The “locker room leader” can be more valuable than any supervisor by rank. The team gravitates toward this individual because he walks the walk and represents the team.
Others go to the locker room leader for advice and direction they seek input and acceptance. Supervisors/instructors this individual can truly help make you successful or they can “rock the boat” by creating problems, embrace this leader and use this position to improve the unit.
3- Command Presence: To wear the uniform or pin you must exhibit command presence to represent. Being physically fit demonstrates your commitment and dedication as an individual and then as a team member because of the high standards that you are required to maintain.
4- Desire: It truly takes a special kind of law enforcement officer to accept the role of a motor officer. The desire to seek a new approach in conducting business, a fresh opportunity to learn and of course the tactical techniques used to solve problems.
4- Professionalism: Ensure that everyone around you has a positive opinion of you as an individual which will then have the same opinion of the team.
Your agency has a large investment in you and the team, education, equipment, experience and training just to name a few. Just like our personal financial investments preparing for our families future this total investment made by the agency is preparing you for that one day.
At the Broward Sheriff’s Office we have 54 motor deputies who ride 2008 Harley-Davidson Road Kings that we lease from Fort Lauderdale Harley-Davison which carries a large monthly investment and commitment from the agency.
Agency investment continues with a two week intensive basic motorcycle training program followed by a four week field training program.
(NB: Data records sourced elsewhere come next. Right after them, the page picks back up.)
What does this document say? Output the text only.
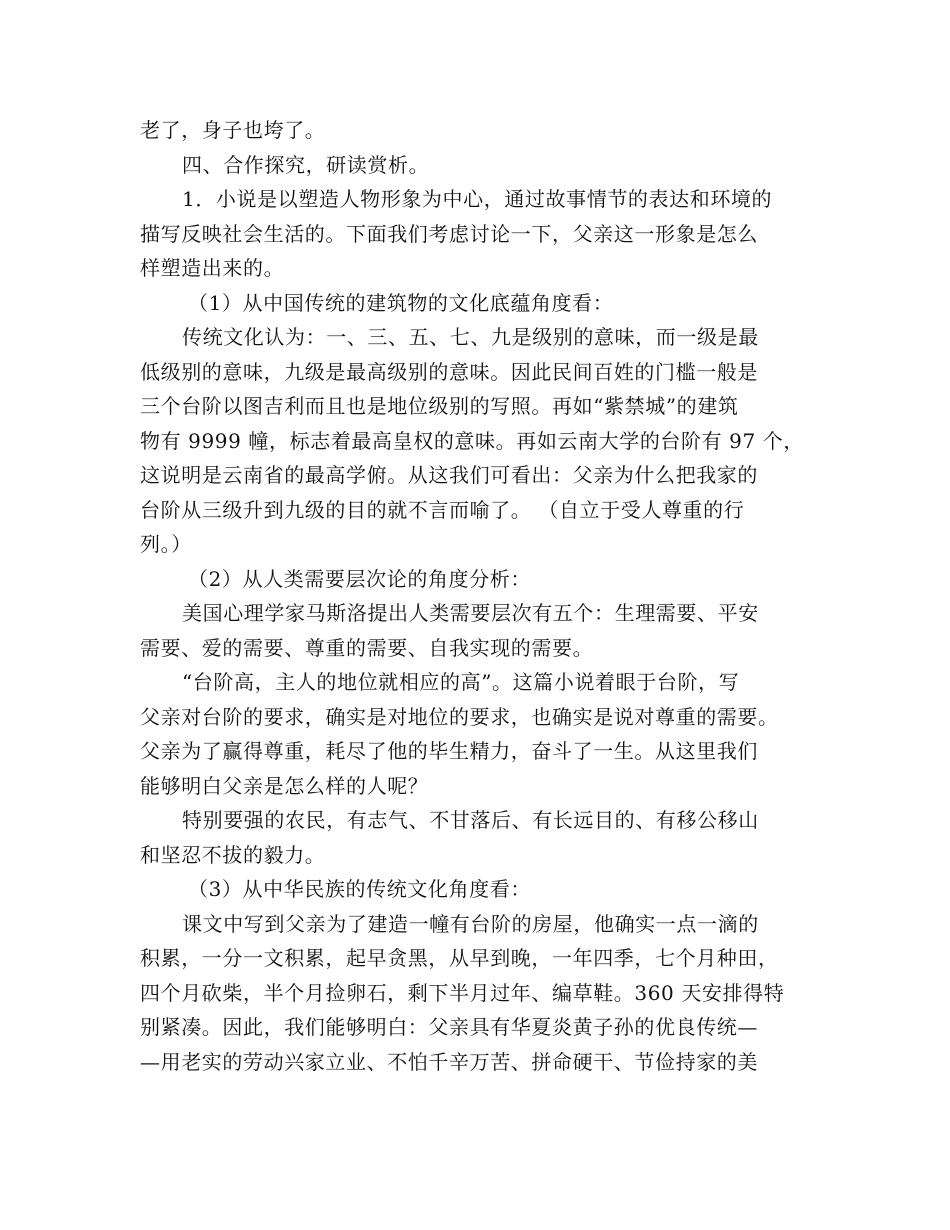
老了，身子也垮了。
四、合作探究，研读赏析。
1．小说是以塑造人物形象为中心，通过故事情节的表达和环境的
描写反映社会生活的。下面我们考虑讨论一下，父亲这一形象是怎么
样塑造出来的。
（1）从中国传统的建筑物的文化底蕴角度看：
传统文化认为：一、三、五、七、九是级别的意味，而一级是最
低级别的意味，九级是最高级别的意味。因此民间百姓的门槛一般是
三个台阶以图吉利而且也是地位级别的写照。再如“紫禁城”的建筑
物有 9999 幢，标志着最高皇权的意味。再如云南大学的台阶有 97 个，
这说明是云南省的最高学俯。从这我们可看出：父亲为什么把我家的
台阶从三级升到九级的目的就不言而喻了。 （自立于受人尊重的行
列。）
（2）从人类需要层次论的角度分析：
美国心理学家马斯洛提出人类需要层次有五个：生理需要、平安
需要、爱的需要、尊重的需要、自我实现的需要。
“台阶高，主人的地位就相应的高”。这篇小说着眼于台阶，写
父亲对台阶的要求，确实是对地位的要求，也确实是说对尊重的需要。
父亲为了赢得尊重，耗尽了他的毕生精力，奋斗了一生。从这里我们
能够明白父亲是怎么样的人呢？
特别要强的农民，有志气、不甘落后、有长远目的、有移公移山
和坚忍不拔的毅力。
（3）从中华民族的传统文化角度看：
课文中写到父亲为了建造一幢有台阶的房屋，他确实一点一滴的
积累，一分一文积累，起早贪黑，从早到晚，一年四季，七个月种田，
四个月砍柴，半个月捡卵石，剩下半月过年、编草鞋。360 天安排得特
别紧凑。因此，我们能够明白：父亲具有华夏炎黄子孙的优良传统—
—用老实的劳动兴家立业、不怕千辛万苦、拼命硬干、节俭持家的美
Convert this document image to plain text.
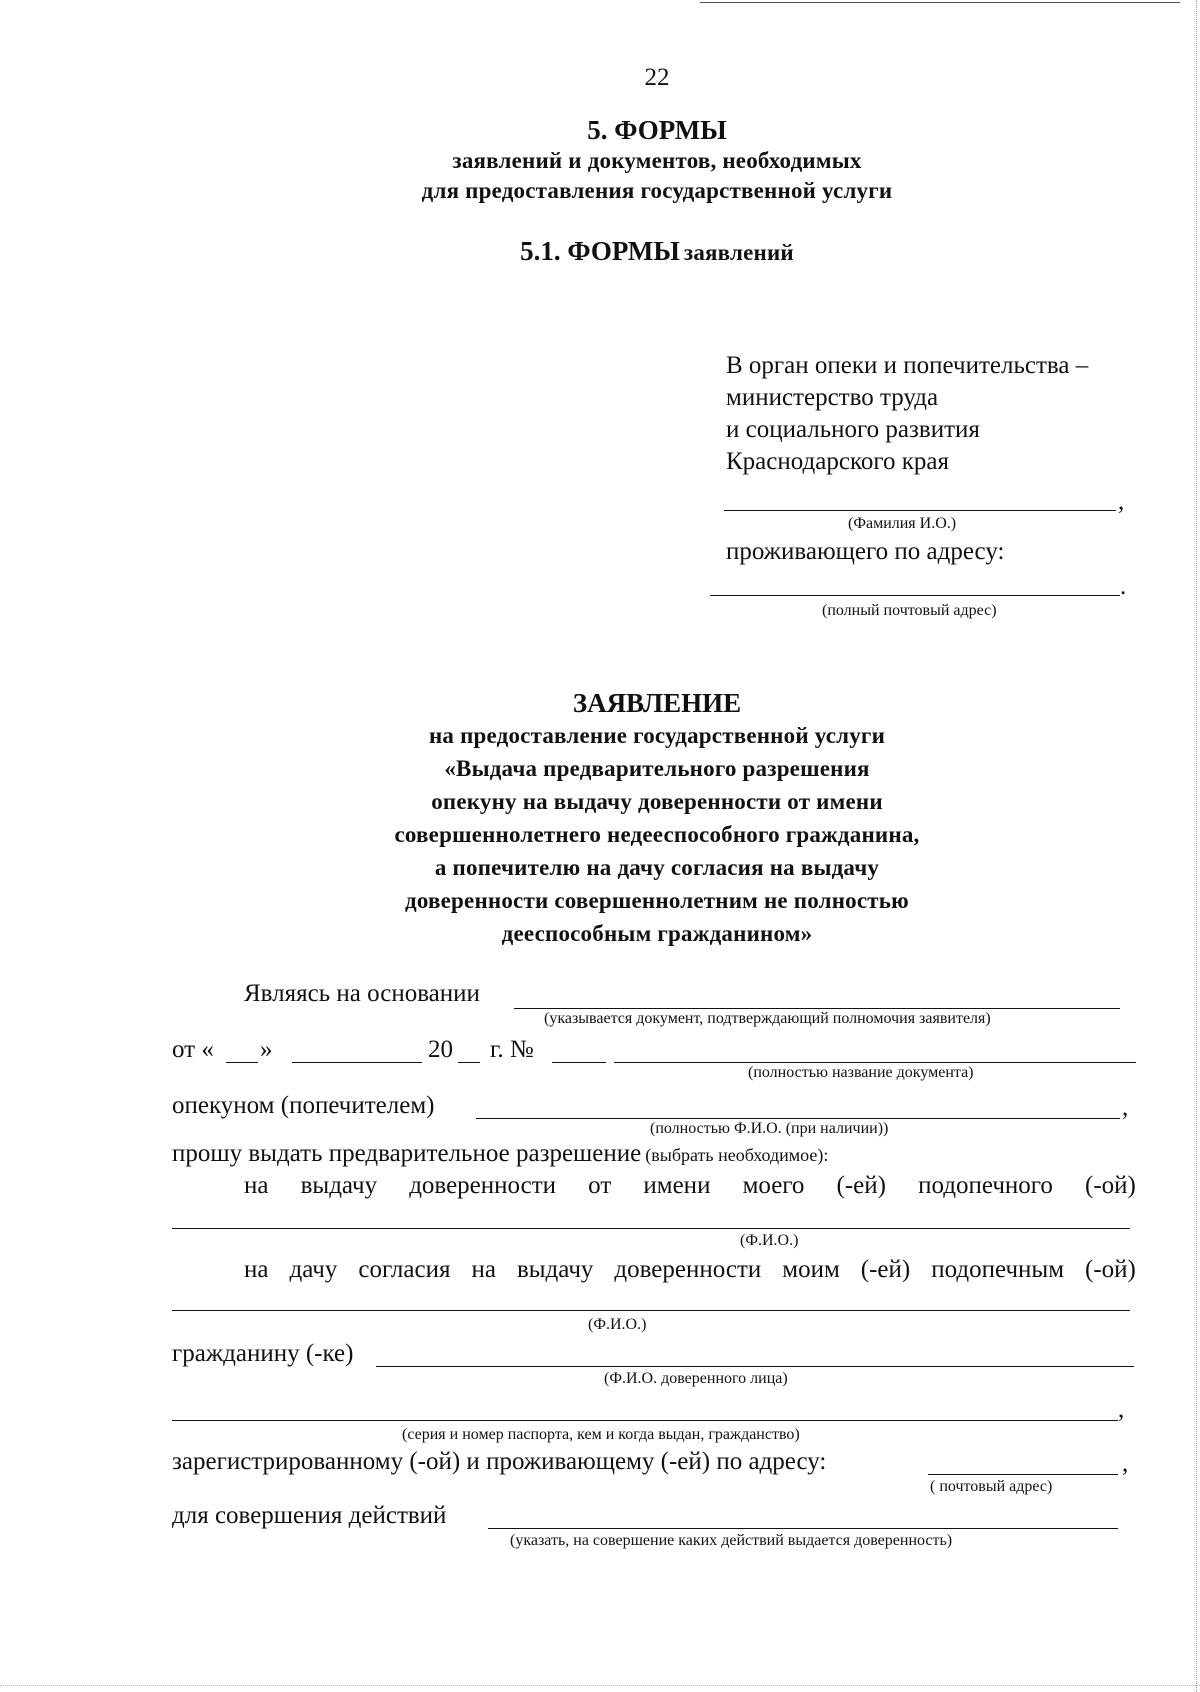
22
5. ФОРМЫ
заявлений и документов, необходимых
для предоставления государственной услуги
5.1. ФОРМЫ заявлений
В орган опеки и попечительства –
министерство труда
и социального развития
Краснодарского края
,
(Фамилия И.О.)
проживающего по адресу:
.
(полный почтовый адрес)
ЗАЯВЛЕНИЕ
на предоставление государственной услуги
«Выдача предварительного разрешения
опекуну на выдачу доверенности от имени
совершеннолетнего недееспособного гражданина,
а попечителю на дачу согласия на выдачу
доверенности совершеннолетним не полностью
дееспособным гражданином»
Являясь на основании
(указывается документ, подтверждающий полномочия заявителя)
от « »	20 г. №
(полностью название документа)
опекуном (попечителем)	,
(полностью Ф.И.О. (при наличии))
прошу выдать предварительное разрешение (выбрать необходимое):
на выдачу доверенности от имени моего (-ей) подопечного (-ой)
(Ф.И.О.)
на дачу согласия на выдачу доверенности моим (-ей) подопечным (-ой)
(Ф.И.О.)
гражданину (-ке)
(Ф.И.О. доверенного лица)
,
(серия и номер паспорта, кем и когда выдан, гражданство)
зарегистрированному (-ой) и проживающему (-ей) по адресу:	,
( почтовый адрес)
для совершения действий
(указать, на совершение каких действий выдается доверенность)
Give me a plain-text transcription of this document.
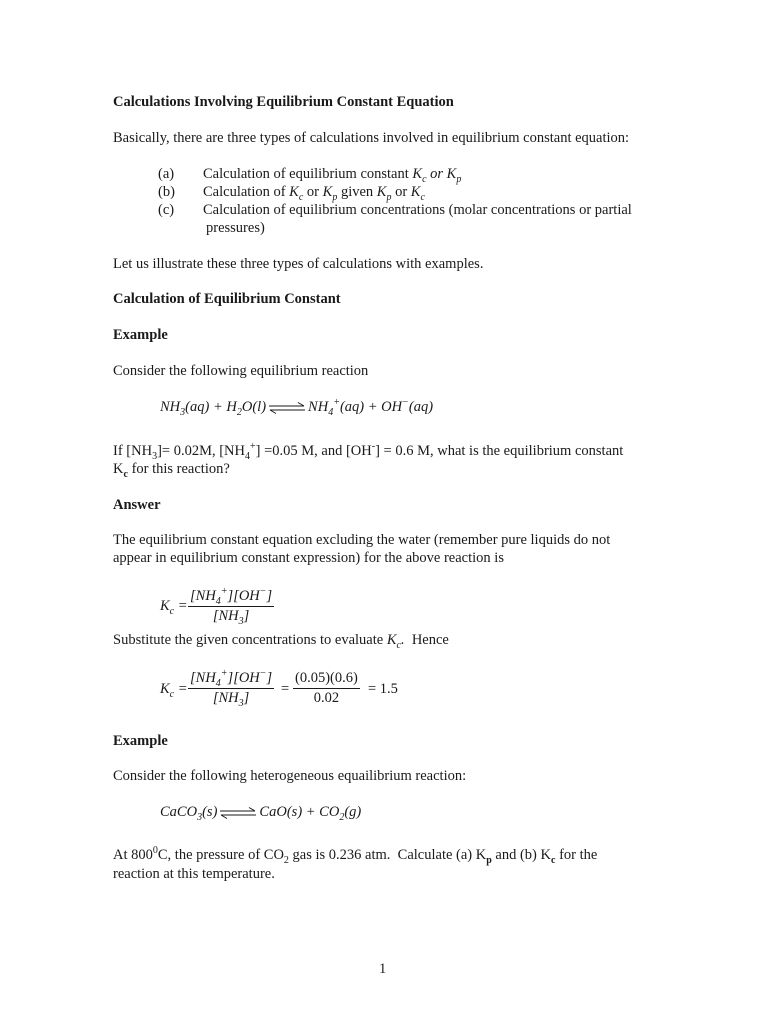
Calculations Involving Equilibrium Constant Equation
Basically, there are three types of calculations involved in equilibrium constant equation:
(a) Calculation of equilibrium constant $K_c$ or $K_p$
(b) Calculation of $K_c$ or $K_p$ given $K_p$ or $K_c$
(c) Calculation of equilibrium concentrations (molar concentrations or partial
pressures)
Let us illustrate these three types of calculations with examples.
Calculation of Equilibrium Constant
Example
Consider the following equilibrium reaction
$NH_3(aq) + H_2O(l)$ ⇌ $NH_4^+(aq) + OH^-(aq)$
If $[NH_3]= 0.02M$, $[NH_4^+] =0.05$ M, and [OH-] = 0.6 M, what is the equilibrium constant
$K_c$ for this reaction?
Answer
The equilibrium constant equation excluding the water (remember pure liquids do not
appear in equilibrium constant expression) for the above reaction is
$K_c = \frac{[NH_4^+][OH^-]}{[NH_3]}$
Substitute the given concentrations to evaluate $K_c$. Hence
$K_c = \frac{[NH_4^+][OH^-]}{[NH_3]} = \frac{(0.05)(0.6)}{0.02} = 1.5$
Example
Consider the following heterogeneous equailibrium reaction:
CaCO$_3$(s) ⇌ $CaO(s) + CO_2(g)$
At $800^0C$, the pressure of $CO_2$ gas is 0.236 atm.  Calculate (a) $K_p$ and (b) $K_c$ for the
reaction at this temperature.
1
If the deputy successfully completes all six weeks then they are assigned a motor position. From that point they are scheduled to attend eight hours of in-service training every month, annual day and night qualifications, eight hours of firearms training with the motorcycle and eight hours of traffic stop scenarios to test their ability and skill in force on force realistic scenarios.
Now remains the individual deputy equipment investment; Super Seer Helmet with wireless SET COM, Sam Browne, long and short sleeve shirts to include an “honor guard” shirt used specifically for special events, five pairs of breeches, quality reflective rain gear and motorcycle boots.
It’s difficult to measure the actual training costs for each deputy but without question we can easily use the word “high” then adding in approximately $3500.00 for the total start up costs for each motor deputy the investment is large. And let’s not forget the monthly payment for the motorcycle lease.
Most articles written for motor officers discuss training issues, accident avoidance exercises, escort procedures and various operational concerns. But how many discuss the personal ethics, leadership and values of the team members. Whether you’re a local, county or state a part-time or full-time team motor officer your personal character will be displayed by your actions, behavior and conduct.
Being part of a special team is an honor and you have a choice to “walk the walk” or be the guy with the chip on his shoulder who is a member of a team with an attitude. If you are that one I hope your leadership is strong enough to make an immediate impact by correcting the attitude or removing you from the unit.
Find your bearing: Bearing is general appearance, carriage, deportment and conduct. This is the ability to look, act and speak like a leader. It is an essential element in a leader’s effectiveness and should be cultivated by maintaining impeccable personal appearance, avoiding profane or vulgar language, keeping your word, holding your temper, speaking clearly and walking erect.
Copied from the: United States Marine Corps Leadership Traits.
Make the choice.
Jim Polan is a 27 year veteran of law enforcement and a Captain with the Broward Sheriffs Office in Fort Lauderdale, Florida. Captain Polan is assigned to the Specialized Operational Services Division which includes the Motorcycle Unit.